I have a number of more serious reservations, such as the letter to Zaoui which omits the intervention that overturned the election, resulting in a distorted view that undermines the legitimate questions Cohen demands be addressed. The materials on Māori-Jewish relationships are limited, dated, and need to include more recent sermons and political sources, and the Jewish census figures need correction. Finally, in his review of Roth’s Indignation, Cohen incorrectly refers to 1943 New Jersey as “post-industrial” and lists “Goy chicks” as one of Roth’s recurrent themes.
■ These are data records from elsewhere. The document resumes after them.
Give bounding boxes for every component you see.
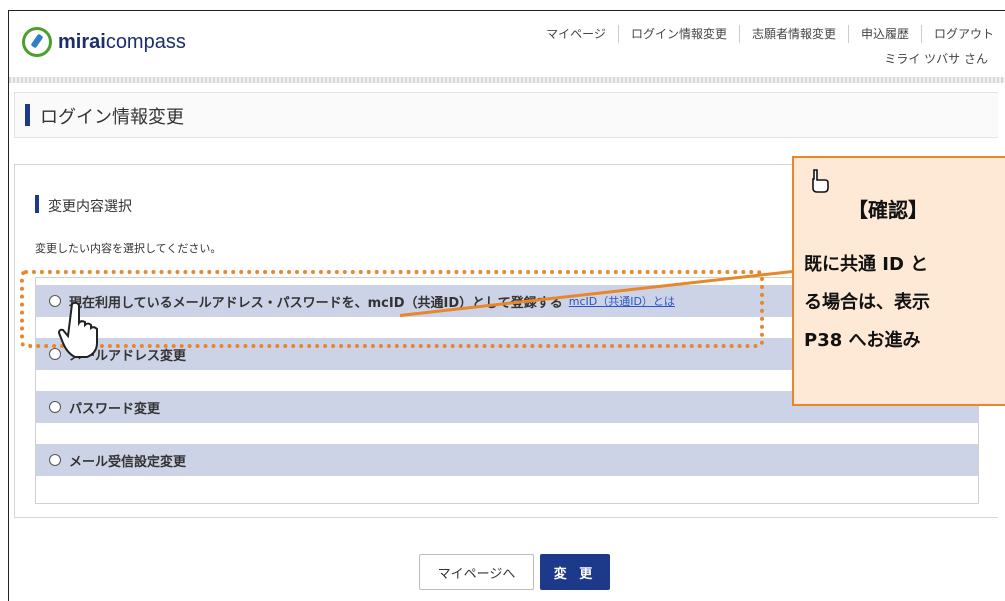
callout-body: 既に共通 ID と る場合は、表示 P38 へお進み — [804, 246, 930, 360]
pointing-hand-icon — [812, 169, 829, 193]
page-title-bar: ログイン情報変更 — [14, 92, 998, 138]
nav-applicant-info[interactable]: 志願者情報変更 — [738, 25, 848, 43]
change-button[interactable]: 変 更 — [540, 554, 610, 590]
radio-button[interactable] — [49, 454, 61, 466]
callout-line: P38 へお進み — [804, 330, 921, 351]
section-title: 変更内容選択 — [48, 199, 132, 215]
nav-logout[interactable]: ログアウト — [920, 25, 1005, 43]
nav-history[interactable]: 申込履歴 — [847, 25, 921, 43]
highlight-box — [20, 270, 764, 348]
site-header: miraicompass マイページ ログイン情報変更 志願者情報変更 申込履歴… — [9, 11, 1005, 77]
compass-logo-icon — [22, 27, 52, 57]
callout-line: 既に共通 ID と — [804, 254, 929, 275]
page-title: ログイン情報変更 — [40, 107, 184, 128]
callout-line: る場合は、表示 — [804, 292, 930, 313]
logo-text: miraicompass — [58, 30, 186, 53]
mypage-button[interactable]: マイページへ — [419, 554, 534, 590]
user-name: ミライ ツバサ さん — [884, 52, 988, 66]
top-nav: マイページ ログイン情報変更 志願者情報変更 申込履歴 ログアウト — [534, 25, 1005, 43]
logo[interactable]: miraicompass — [22, 27, 186, 57]
option-label: パスワード変更 — [69, 401, 161, 417]
nav-login-info[interactable]: ログイン情報変更 — [617, 25, 739, 43]
header-divider — [9, 77, 1005, 83]
radio-button[interactable] — [49, 401, 61, 413]
option-mail-settings[interactable]: メール受信設定変更 — [36, 444, 978, 476]
title-accent — [25, 104, 30, 126]
instruction-text: 変更したい内容を選択してください。 — [35, 242, 222, 255]
callout-title: 【確認】 — [848, 198, 928, 222]
nav-mypage[interactable]: マイページ — [534, 25, 618, 43]
section-accent — [35, 195, 39, 213]
hand-cursor-icon — [58, 301, 98, 358]
option-label: メール受信設定変更 — [69, 454, 187, 470]
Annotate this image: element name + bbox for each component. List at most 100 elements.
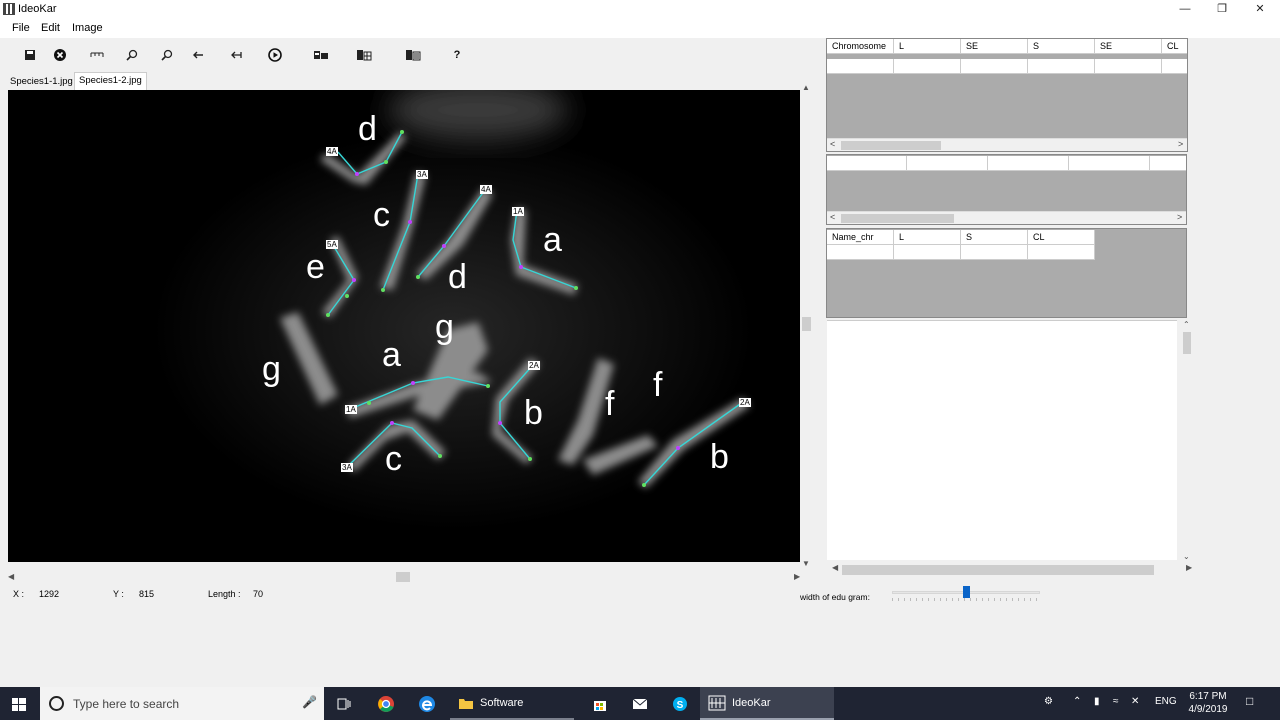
scroll-right-icon[interactable]: ▶	[794, 572, 800, 581]
taskbar-clock[interactable]: 6:17 PM 4/9/2019	[1182, 690, 1234, 716]
y-label: Y :	[113, 589, 124, 599]
minimize-button[interactable]: —	[1166, 0, 1204, 19]
zoom-in-button[interactable]	[121, 44, 143, 66]
table-cell[interactable]	[1095, 59, 1162, 74]
scroll-down-icon[interactable]: ⌄	[1183, 552, 1190, 561]
table-cell[interactable]	[1162, 59, 1187, 74]
taskbar-app-ideokar[interactable]: IdeoKar	[700, 687, 834, 720]
table-cell[interactable]	[894, 245, 961, 260]
back-button[interactable]	[225, 44, 247, 66]
length-value: 70	[253, 589, 264, 599]
export-button[interactable]	[402, 44, 424, 66]
network-icon[interactable]: ≈	[1113, 696, 1119, 707]
tab-species1-2[interactable]: Species1-2.jpg	[74, 72, 147, 90]
skype-button[interactable]: S	[666, 687, 694, 720]
table-button[interactable]	[353, 44, 375, 66]
ideogram-vertical-scrollbar[interactable]: ⌃ ⌄	[1181, 320, 1193, 564]
table-cell[interactable]	[988, 156, 1069, 171]
canvas-horizontal-scrollbar[interactable]: ◀ ▶	[8, 571, 804, 583]
col-header-name-chr[interactable]: Name_chr	[827, 230, 894, 245]
chrome-button[interactable]	[372, 687, 400, 720]
measure-button[interactable]	[86, 44, 108, 66]
taskbar-search-box[interactable]: Type here to search 🎤	[40, 687, 324, 720]
close-image-button[interactable]	[49, 44, 71, 66]
table-cell[interactable]	[1150, 156, 1186, 171]
scroll-left-icon[interactable]: ◀	[8, 572, 14, 581]
language-indicator[interactable]: ENG	[1155, 696, 1177, 707]
col-header-l[interactable]: L	[894, 39, 961, 54]
menu-file[interactable]: File	[12, 22, 30, 34]
ideogram-panel[interactable]	[827, 320, 1177, 560]
col-header-s[interactable]: S	[961, 230, 1028, 245]
undo-button[interactable]	[187, 44, 209, 66]
scroll-left-icon[interactable]: <	[830, 139, 835, 149]
karyotype-button[interactable]	[310, 44, 332, 66]
table-cell[interactable]	[1069, 156, 1150, 171]
tab-species1-1[interactable]: Species1-1.jpg	[6, 74, 77, 90]
ideogram-width-slider[interactable]	[892, 585, 1040, 603]
task-view-button[interactable]	[330, 687, 358, 720]
scroll-up-icon[interactable]: ⌃	[1183, 320, 1190, 329]
mail-icon	[632, 698, 648, 709]
scroll-thumb[interactable]	[396, 572, 410, 582]
scroll-up-icon[interactable]: ▲	[802, 83, 810, 92]
save-button[interactable]	[19, 44, 41, 66]
menu-image[interactable]: Image	[72, 22, 103, 34]
table-cell[interactable]	[961, 245, 1028, 260]
restore-button[interactable]: ❐	[1203, 0, 1241, 19]
start-button[interactable]	[8, 693, 32, 715]
ideogram-horizontal-scrollbar[interactable]: ◀ ▶	[830, 563, 1194, 575]
col-header-se-2[interactable]: SE	[1095, 39, 1162, 54]
svg-text:S: S	[677, 700, 684, 711]
secondary-data-table[interactable]: < >	[826, 154, 1187, 225]
scroll-down-icon[interactable]: ▼	[802, 559, 810, 568]
people-icon[interactable]: ⚙	[1044, 696, 1053, 707]
battery-icon[interactable]: ▮	[1094, 696, 1100, 707]
table-cell[interactable]	[961, 59, 1028, 74]
scroll-thumb[interactable]	[802, 317, 811, 331]
chevron-up-icon[interactable]: ⌃	[1073, 696, 1081, 707]
scroll-thumb[interactable]	[841, 141, 941, 150]
table-cell[interactable]	[1028, 59, 1095, 74]
table-cell[interactable]	[827, 245, 894, 260]
scroll-thumb[interactable]	[842, 565, 1154, 575]
menu-edit[interactable]: Edit	[41, 22, 60, 34]
table-cell[interactable]	[907, 156, 988, 171]
table-cell[interactable]	[894, 59, 961, 74]
chromosome-data-table[interactable]: Chromosome L SE S SE CL < >	[826, 38, 1188, 152]
microphone-icon[interactable]: 🎤	[302, 695, 317, 709]
slider-thumb[interactable]	[963, 586, 970, 598]
taskbar-app-software[interactable]: Software	[450, 687, 574, 720]
zoom-out-button[interactable]	[156, 44, 178, 66]
canvas-vertical-scrollbar[interactable]: ▲ ▼	[801, 83, 811, 570]
help-button[interactable]: ?	[446, 44, 468, 66]
table-horizontal-scrollbar[interactable]: < >	[827, 138, 1187, 151]
scroll-right-icon[interactable]: >	[1178, 139, 1183, 149]
scroll-thumb[interactable]	[841, 214, 954, 223]
col-header-se[interactable]: SE	[961, 39, 1028, 54]
table-cell[interactable]	[1028, 245, 1095, 260]
chromosome-image-canvas[interactable]: dcdaeggabffcb 4A 3A 4A 1A 5A 2A 1A 3A 2A	[8, 90, 800, 562]
scroll-left-icon[interactable]: <	[830, 212, 835, 222]
scroll-right-icon[interactable]: >	[1177, 212, 1182, 222]
col-header-s[interactable]: S	[1028, 39, 1095, 54]
col-header-cl[interactable]: CL	[1028, 230, 1095, 245]
table-horizontal-scrollbar[interactable]: < >	[827, 211, 1186, 224]
store-button[interactable]	[586, 687, 614, 720]
title-bar: IdeoKar — ❐ ✕	[0, 0, 1280, 19]
col-header-cl[interactable]: CL	[1162, 39, 1187, 54]
edge-button[interactable]	[413, 687, 441, 720]
scroll-thumb[interactable]	[1183, 332, 1191, 354]
mail-button[interactable]	[626, 687, 654, 720]
close-button[interactable]: ✕	[1241, 0, 1279, 19]
chromosome-summary-table[interactable]: Name_chr L S CL	[826, 228, 1187, 318]
scroll-right-icon[interactable]: ▶	[1186, 563, 1192, 572]
scroll-left-icon[interactable]: ◀	[832, 563, 838, 572]
col-header-l[interactable]: L	[894, 230, 961, 245]
play-button[interactable]	[264, 44, 286, 66]
notifications-icon[interactable]: □	[1246, 694, 1253, 708]
table-cell[interactable]	[827, 59, 894, 74]
table-cell[interactable]	[827, 156, 907, 171]
volume-muted-icon[interactable]: ✕	[1131, 696, 1139, 707]
col-header-chromosome[interactable]: Chromosome	[827, 39, 894, 54]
Goy is a masculine noun and not an adjective, the feminine in Hebrew is Goya (or in Yiddish Goye or Shiksa), and the connection between Russell and the protagonist is that the contentious objector’s essay leads him to being conscripted.

Cohen is a national taonga, even if at times perplexing: he is a republican (see his essay on the royal jubilee), closet libertarian, and politically considerably to the right of centre. He is iconoclastic, critically aware of our generation’s passing, or at least ageing, and his work deserves a wide New Zealand audience. One of the best pieces, though undeveloped, is about his rediscovery of the Hutt Valley and its history which has begun to call into question the one-way street into “town”. If we had a cultural place for the essay, Cohen would make for even better reading. Perhaps Auckland University Press or another publisher should bring out a volume of New Zealand’s Best Essays to set the historical benchmark and at the same time establish an annual collection to keep up expectation and momentum.

Paul Morris is a professor in the Religious Studies programme at Victoria University of Wellington.